Great Network friend Frieda suggested I blog 'even for a day' and so I'm going to take a few moments to recap what's going on in my life at the moment.
As I approach my 61st birthday (July 11) I find myself as busy as I've ever been in my life. I left my 9 to 5 job back in 2003 and have been struggling pretty hard to keep our little rented duplex roof over our heads by just being a 'full time Lon'. This is quite a challenge because being a 'full time Lon' entails (as Joseph Campbell said) "following my bliss" in such a way as to also provide for my family.
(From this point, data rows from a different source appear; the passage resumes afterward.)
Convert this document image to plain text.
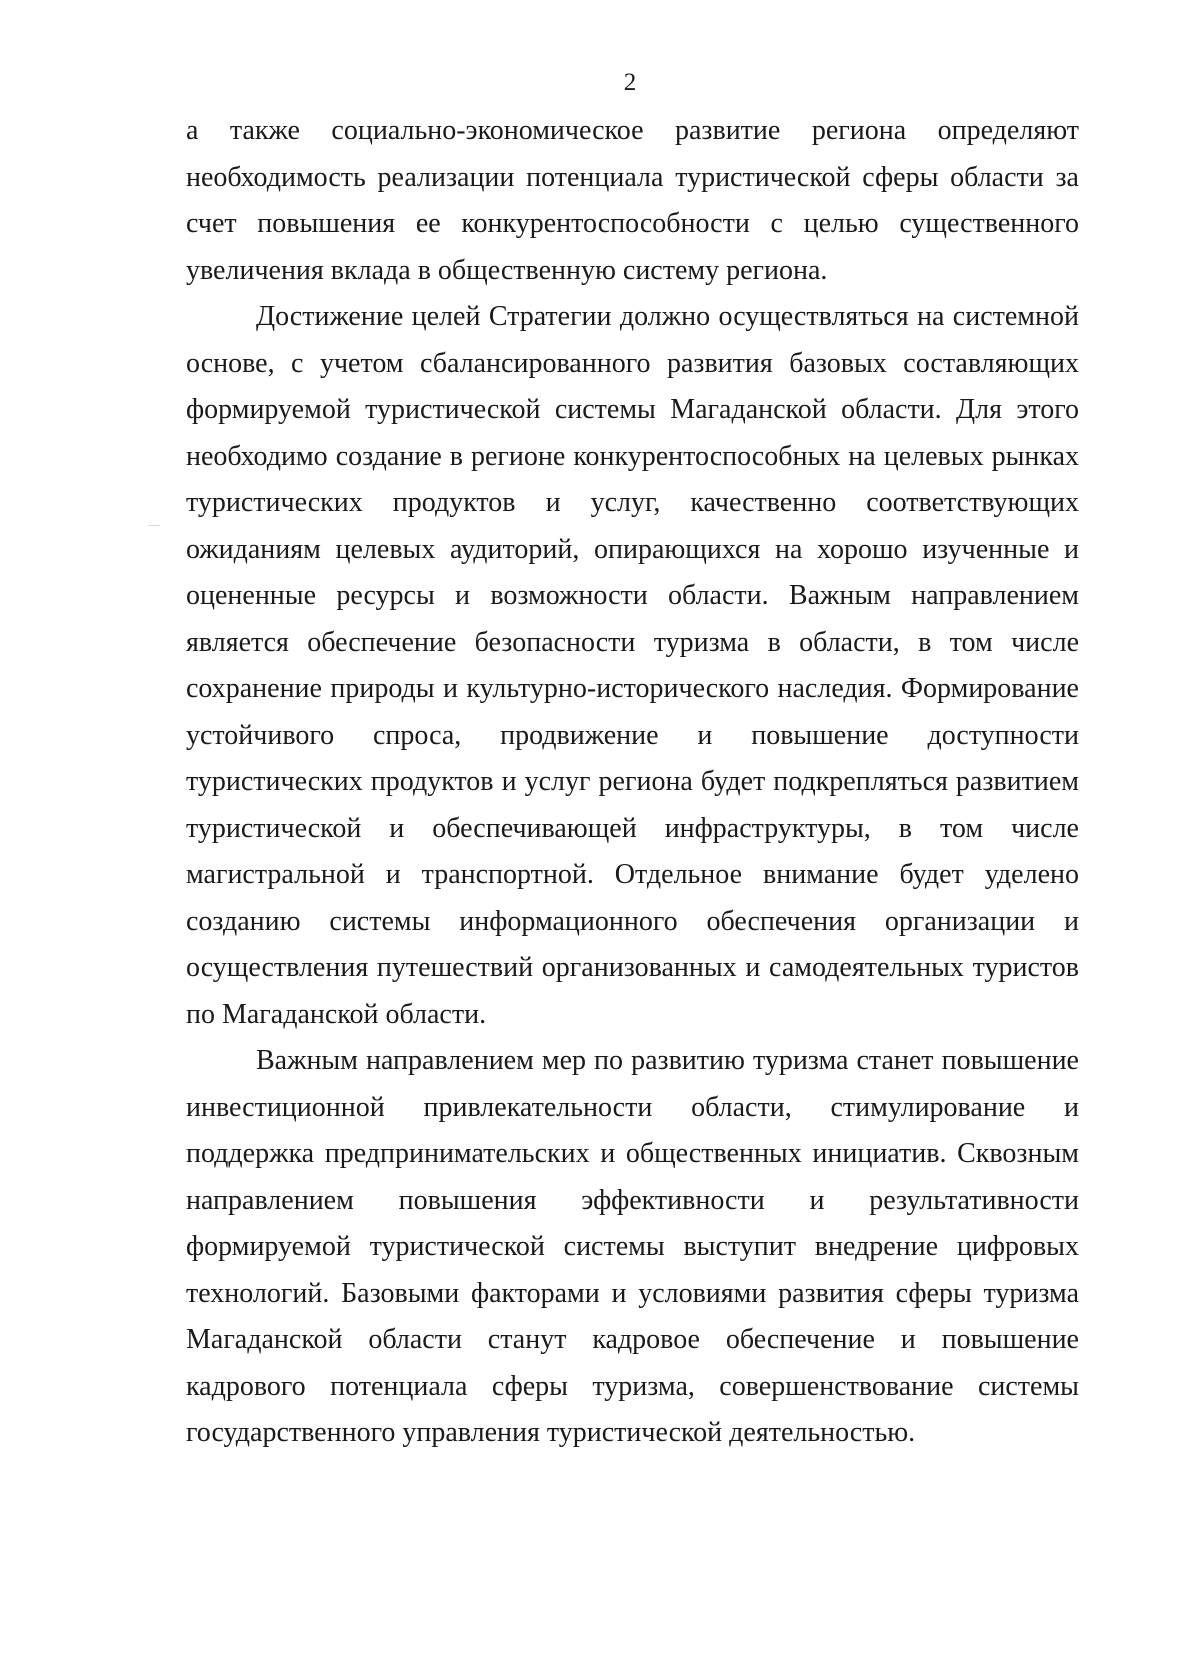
2

а также социально-экономическое развитие региона определяют необходимость реализации потенциала туристической сферы области за счет повышения ее конкурентоспособности с целью существенного увеличения вклада в общественную систему региона.

Достижение целей Стратегии должно осуществляться на системной основе, с учетом сбалансированного развития базовых составляющих формируемой туристической системы Магаданской области. Для этого необходимо создание в регионе конкурентоспособных на целевых рынках туристических продуктов и услуг, качественно соответствующих ожиданиям целевых аудиторий, опирающихся на хорошо изученные и оцененные ресурсы и возможности области. Важным направлением является обеспечение безопасности туризма в области, в том числе сохранение природы и культурно-исторического наследия. Формирование устойчивого спроса, продвижение и повышение доступности туристических продуктов и услуг региона будет подкрепляться развитием туристической и обеспечивающей инфраструктуры, в том числе магистральной и транспортной. Отдельное внимание будет уделено созданию системы информационного обеспечения организации и осуществления путешествий организованных и самодеятельных туристов по Магаданской области.

Важным направлением мер по развитию туризма станет повышение инвестиционной привлекательности области, стимулирование и поддержка предпринимательских и общественных инициатив. Сквозным направлением повышения эффективности и результативности формируемой туристической системы выступит внедрение цифровых технологий. Базовыми факторами и условиями развития сферы туризма Магаданской области станут кадровое обеспечение и повышение кадрового потенциала сферы туризма, совершенствование системы государственного управления туристической деятельностью.
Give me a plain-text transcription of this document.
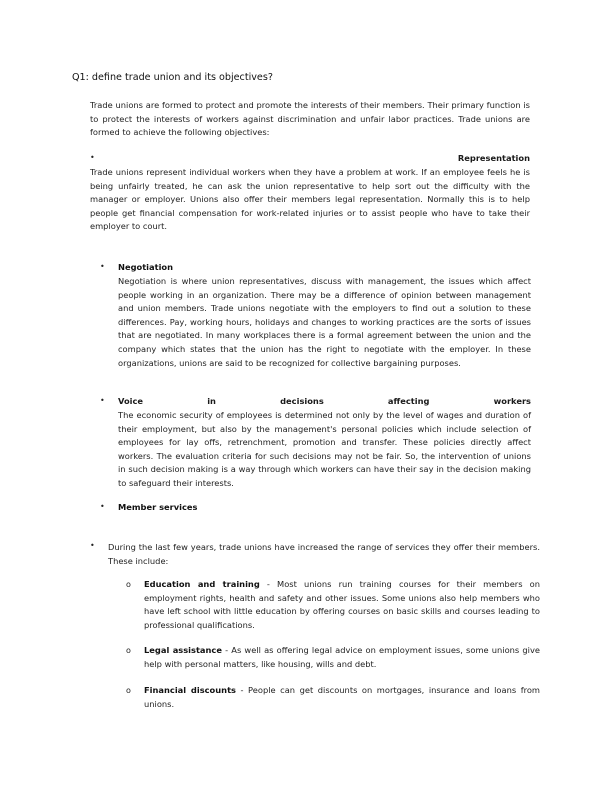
Q1: define trade union and its objectives?
Trade unions are formed to protect and promote the interests of their members. Their primary function is to protect the interests of workers against discrimination and unfair labor practices. Trade unions are formed to achieve the following objectives:
•	Representation
Trade unions represent individual workers when they have a problem at work. If an employee feels he is being unfairly treated, he can ask the union representative to help sort out the difficulty with the manager or employer. Unions also offer their members legal representation. Normally this is to help people get financial compensation for work-related injuries or to assist people who have to take their employer to court.
• Negotiation
Negotiation is where union representatives, discuss with management, the issues which affect people working in an organization. There may be a difference of opinion between management and union members. Trade unions negotiate with the employers to find out a solution to these differences. Pay, working hours, holidays and changes to working practices are the sorts of issues that are negotiated. In many workplaces there is a formal agreement between the union and the company which states that the union has the right to negotiate with the employer. In these organizations, unions are said to be recognized for collective bargaining purposes.
• Voice	in	decisions	affecting	workers
The economic security of employees is determined not only by the level of wages and duration of their employment, but also by the management's personal policies which include selection of employees for lay offs, retrenchment, promotion and transfer. These policies directly affect workers. The evaluation criteria for such decisions may not be fair. So, the intervention of unions in such decision making is a way through which workers can have their say in the decision making to safeguard their interests.
• Member services
• During the last few years, trade unions have increased the range of services they offer their members. These include:
o Education and training - Most unions run training courses for their members on employment rights, health and safety and other issues. Some unions also help members who have left school with little education by offering courses on basic skills and courses leading to professional qualifications.
o Legal assistance - As well as offering legal advice on employment issues, some unions give help with personal matters, like housing, wills and debt.
o Financial discounts - People can get discounts on mortgages, insurance and loans from unions.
But I wouldn't have it any other way and I consider myself the luckiest man on earth because my bliss is the Great Work.
I take my inspiration from Constance, my high school sweetheart and wife. We started dating in 1963, started living together 42 years ago this June 15, and were married November 9, 1967. She is also my conscience, my health provider, and my most constant and ruthless critic. (The gods created harpies for a reason!) Early on we agreed that I would know everything, and she would always be right. Together we are like the left and right hemispheres of a brain.
At the moment I'm finishing up a new book (working title: Low Magick -- Redeeming the Better Demons of Your Nature). I peck at it during the day, but my serious writing takes place in the wee hours between 3 and 7 in the morning. To keep from getting burned out I write several chapters at the same time. I even have two or three of my other writing projects (Introductions and forewords to other people's books) on my desktop at the same time also. It's funny, when I get totally tired of writing one thing when I turn to another my mind is fresh and ready to roll.
I try to take an afternoon nap, sometimes a long one. The naps and the strange night sleep patterns are currently allowing me to do a lot of work on my astral projection and lucid dreaming experiments. Lately my 'dream' life and 'waking' life are blending quite comfortably with each other... like moving in a continuous background meditation. I'm starting to sense that same timelessness/dimensionlessness (is that a word?) during my waking hours that I feel in a good solid lucid dream. Now and then, however, I drive Constance crazy with my sleep talk during projection experiments. I pop out most unexpectedly during sleep and get so excited that I'm out and conscious that I try to wake her up and tell her I'm out. I forget that my vocal chords are attached to my body that's still in the bed. The 'out' Lon, however, is still connected to the 'in bed Lon' just enough to TRY to talk. But I just can't seem to get my breath and vocal chords to work right. The 'out Lon' is saying, "Dear! Look! I'm out! I'm out! I'm standing right here! Look! I can float to the ceiling!" but the 'in bed Lon' is making hideous noises..."ahhhhhhAHHHHOOOut a!" I'm excited and ecstatic, but to Constance I sound like I'm being tormented in HELL.
Anyway.... this hasn't been much of a blog report. I DO go off on things. I will try to be a better GW blogger, but now I've got to wrap things up for tonight.